Five loans from Vienna are among the most stunning pictures in the show. Schiele’s drawings of the mime artist Erwin Dominik Osen are a world away from the smooth, classical nude. Osen adopts theatrical poses, using his emaciated body as an artist would a pencil. The model is very much a collaborator in these drawings, and his real, earthly presence – though highly stylised – is made undeniable by the inclusion of pubic hair and bony elbows.

The urge is palpable among artists throughout the show to peel back the polite, socialised mask of clothes in an effort to uncover the real human being underneath. For Lucian Freud (Sigmund’s grandson), friends and lovers are stripped of airs and attributes, a complex bundle of flesh suspended in a state of simply being. For Nan Goldin, the sex and drugs of the New York underworld reveal people in their rawest states.

Through the sexual liberation of the 1960s, to the feminism of the 1970s and the cult of celebrity to follow, the naked portrait performs many functions. In Richard Avedon’s portraits of beat poets and Warhol’s factory, nakedness becomes a bold badge of bohemian pride. In the hands of Melanie Manchot and Jenny Saville, it becomes a way to reclaim the female body – in all its shapes and sizes – from the narrow scope of the male gaze.
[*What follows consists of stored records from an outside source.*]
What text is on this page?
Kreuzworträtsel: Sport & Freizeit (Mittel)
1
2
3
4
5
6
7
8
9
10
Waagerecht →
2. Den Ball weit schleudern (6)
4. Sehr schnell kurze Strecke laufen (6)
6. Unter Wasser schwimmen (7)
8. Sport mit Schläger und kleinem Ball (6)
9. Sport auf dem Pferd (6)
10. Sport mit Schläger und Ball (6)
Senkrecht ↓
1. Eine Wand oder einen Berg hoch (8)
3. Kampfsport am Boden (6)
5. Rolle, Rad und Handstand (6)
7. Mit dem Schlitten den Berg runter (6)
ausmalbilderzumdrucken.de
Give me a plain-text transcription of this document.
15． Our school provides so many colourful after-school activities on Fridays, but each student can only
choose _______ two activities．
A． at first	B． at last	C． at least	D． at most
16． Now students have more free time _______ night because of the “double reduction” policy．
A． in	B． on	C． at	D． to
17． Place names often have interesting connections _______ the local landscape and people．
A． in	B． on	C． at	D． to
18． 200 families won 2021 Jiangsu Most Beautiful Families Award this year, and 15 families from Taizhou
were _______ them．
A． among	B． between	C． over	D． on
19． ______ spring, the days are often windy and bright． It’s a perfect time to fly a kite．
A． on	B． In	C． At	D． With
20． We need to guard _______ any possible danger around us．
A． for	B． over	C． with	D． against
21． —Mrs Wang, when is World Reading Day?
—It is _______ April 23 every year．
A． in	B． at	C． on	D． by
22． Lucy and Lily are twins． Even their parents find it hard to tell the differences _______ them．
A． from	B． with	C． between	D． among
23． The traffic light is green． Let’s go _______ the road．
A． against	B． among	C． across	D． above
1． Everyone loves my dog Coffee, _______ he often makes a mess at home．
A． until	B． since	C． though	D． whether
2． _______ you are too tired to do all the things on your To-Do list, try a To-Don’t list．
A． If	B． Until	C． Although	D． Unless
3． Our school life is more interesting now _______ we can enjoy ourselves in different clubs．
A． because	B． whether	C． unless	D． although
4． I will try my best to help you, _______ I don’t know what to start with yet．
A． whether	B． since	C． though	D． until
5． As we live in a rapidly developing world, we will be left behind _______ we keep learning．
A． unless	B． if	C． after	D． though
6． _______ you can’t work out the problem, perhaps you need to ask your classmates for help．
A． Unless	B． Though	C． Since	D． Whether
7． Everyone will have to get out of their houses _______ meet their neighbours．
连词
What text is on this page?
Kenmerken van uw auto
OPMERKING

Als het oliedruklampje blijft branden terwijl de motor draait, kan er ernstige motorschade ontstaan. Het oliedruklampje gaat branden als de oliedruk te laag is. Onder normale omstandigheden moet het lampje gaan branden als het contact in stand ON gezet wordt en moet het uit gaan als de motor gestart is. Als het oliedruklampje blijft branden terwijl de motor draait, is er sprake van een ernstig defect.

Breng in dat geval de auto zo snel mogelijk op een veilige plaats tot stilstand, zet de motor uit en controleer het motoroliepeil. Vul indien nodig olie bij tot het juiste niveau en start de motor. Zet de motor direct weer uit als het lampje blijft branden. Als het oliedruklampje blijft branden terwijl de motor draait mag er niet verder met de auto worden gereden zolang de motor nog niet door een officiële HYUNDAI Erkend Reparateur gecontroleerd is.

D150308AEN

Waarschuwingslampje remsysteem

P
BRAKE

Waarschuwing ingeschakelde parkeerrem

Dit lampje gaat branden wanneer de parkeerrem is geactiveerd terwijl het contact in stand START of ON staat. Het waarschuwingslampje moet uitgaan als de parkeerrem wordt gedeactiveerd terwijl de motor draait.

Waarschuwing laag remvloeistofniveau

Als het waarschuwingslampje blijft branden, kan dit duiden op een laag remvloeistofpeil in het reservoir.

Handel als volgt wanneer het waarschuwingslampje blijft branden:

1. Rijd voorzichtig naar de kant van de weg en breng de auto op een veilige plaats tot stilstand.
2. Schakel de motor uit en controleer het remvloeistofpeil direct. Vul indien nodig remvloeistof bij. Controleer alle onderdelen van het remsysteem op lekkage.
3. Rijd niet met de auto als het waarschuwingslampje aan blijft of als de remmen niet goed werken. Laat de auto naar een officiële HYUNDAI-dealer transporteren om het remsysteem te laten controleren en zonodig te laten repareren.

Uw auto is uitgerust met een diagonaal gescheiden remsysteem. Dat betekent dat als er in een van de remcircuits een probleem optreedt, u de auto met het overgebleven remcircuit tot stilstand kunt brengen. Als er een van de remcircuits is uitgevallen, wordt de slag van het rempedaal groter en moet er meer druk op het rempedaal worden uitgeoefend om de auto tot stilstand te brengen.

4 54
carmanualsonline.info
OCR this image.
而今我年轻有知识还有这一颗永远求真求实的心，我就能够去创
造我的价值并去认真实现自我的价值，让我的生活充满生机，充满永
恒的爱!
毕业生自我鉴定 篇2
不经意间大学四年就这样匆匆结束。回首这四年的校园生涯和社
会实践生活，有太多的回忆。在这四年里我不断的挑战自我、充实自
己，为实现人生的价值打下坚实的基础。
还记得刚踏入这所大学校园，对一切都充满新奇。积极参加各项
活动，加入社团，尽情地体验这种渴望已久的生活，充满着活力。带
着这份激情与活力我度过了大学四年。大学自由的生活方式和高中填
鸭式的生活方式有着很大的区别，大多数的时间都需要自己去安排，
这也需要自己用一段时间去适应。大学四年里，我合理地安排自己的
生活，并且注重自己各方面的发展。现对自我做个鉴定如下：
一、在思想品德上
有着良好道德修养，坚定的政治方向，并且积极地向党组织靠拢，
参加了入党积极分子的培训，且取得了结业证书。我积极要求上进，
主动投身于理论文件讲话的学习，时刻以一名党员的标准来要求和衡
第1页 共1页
This cornucopia of naked portraits is thoughtfully selected, and sensitively arranged to keep us in a constant state of dialogue. Is this a nude, or a naked portrait? Is this naked person truly exposed, or still hiding behind a mask? You could go around in circles all day and still be ready for more. In the end, if the truth be known, there’s nothing we human beings find more fascinating than a good bit of navel-gazing.